Le problème, dans le scénario actuel, est que même si la température planétaire revenait à la normale dès aujourd’hui, « les glaciers continueraient à fondre pendant encore cent ans ». Le niveau de la mer continuera donc à monter, car « une synergie agit lentement ». Ainsi, bien que l’on prévoie une élévation d’un ou deux mètres d’ici 2100, il est fort possible que la mer engloutisse une partie bien plus vaste des Canaries en raison de ce phénomène.

Quand la nature imitait le climat

À la différence du changement climatique actuel, causé par l’activité humaine – notamment les émissions de CO₂ de l’industrie et des transports – la hausse des températures de l’Eemien était d’origine naturelle. « Cela n’avait rien à voir avec le dioxyde de carbone, qui est resté à environ 300 parties par million (ppm). La température a augmenté, entre autres, en raison des cycles solaires ou même d’une possible augmentation de l’activité volcanique », explique le chercheur. Malgré cette différence, et le fait que le réchauffement était bien plus lent qu’aujourd’hui, « l’effet final serait le même ».

À l’échelle planétaire, l’une des conséquences fut que l’étendue des grandes forêts a atteint une limite bien plus septentrionale qu’actuellement. Aux Canaries, cela a entraîné l’arrivée d’espèces aujourd’hui adaptées à des climats plus chauds, offrant une photographie de l’archipel très différente de celle que nous connaissons.

L’archipel se « eemifie » : les signes ne trompent pas

Face aux évidences du passé, les chercheurs affirment que les Canaries vivent aujourd’hui une « eemification » de leur environnement. La descente de la mer de nuages, la multiplication des incendies, le changement d’altitude des espèces végétales, la tropicalisation des eaux ou l’arrivée d’espèces tropicales marines et terrestres sont autant de phénomènes qui, à l’époque, ont bouleversé l’archipel et qui, depuis plusieurs décennies, se manifestent de manière progressive.
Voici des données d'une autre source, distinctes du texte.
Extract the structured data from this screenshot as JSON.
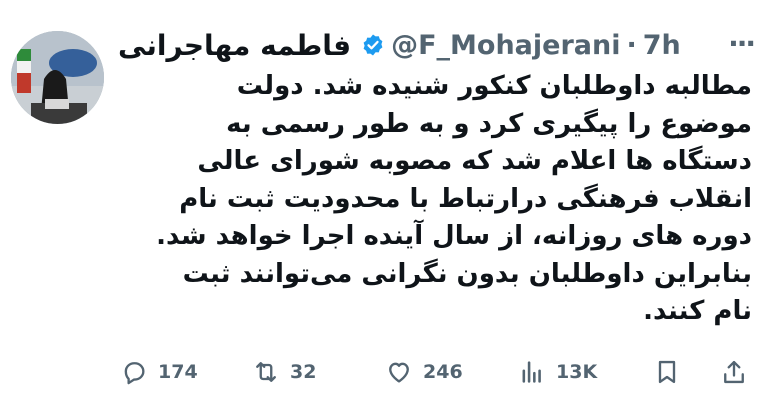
{
  "author": {
    "name": "فاطمه مهاجرانی",
    "handle": "@F_Mohajerani",
    "separator": "·",
    "time": "7h",
    "verified": true
  },
  "tweet": {
    "lines": [
      "مطالبه داوطلبان کنکور شنیده شد. دولت",
      "موضوع را پیگیری کرد و به طور رسمی به",
      "دستگاه ها اعلام شد که مصوبه شورای عالی",
      "انقلاب فرهنگی درارتباط با محدودیت ثبت نام",
      "دوره های روزانه، از سال آینده اجرا خواهد شد.",
      "بنابراین داوطلبان بدون نگرانی می‌توانند ثبت",
      "نام کنند."
    ]
  },
  "actions": {
    "replies": "174",
    "retweets": "32",
    "likes": "246",
    "views": "13K"
  },
  "icons": {
    "verified": "verified-badge-icon",
    "more": "more-icon",
    "reply": "reply-icon",
    "retweet": "retweet-icon",
    "like": "heart-icon",
    "views": "views-icon",
    "bookmark": "bookmark-icon",
    "share": "share-icon"
  },
  "colors": {
    "text": "#0f1419",
    "secondary": "#536471",
    "verified": "#1d9bf0"
  }
}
« Nous avons plus de DANAs qu’il y a vingt ans, la calima s’invite beaucoup plus souvent dans l’archipel, la maladie de la ciguatera est une réalité, au point que les autorités sanitaires disposent de protocoles spécifiques pour la traiter », insiste le chercheur. Les données recueillies ces dernières années montrent déjà une hausse d’un degré et demi des températures – près de trois degrés au sommet de Tenerife, la zone la plus touchée par ce changement climatique –, des vagues de chaleur de plus en plus intenses, une température de la mer qui a augmenté de près d’un demi-degré et une perte de dix centimètres de terrain aux Canaries au cours des trente dernières années.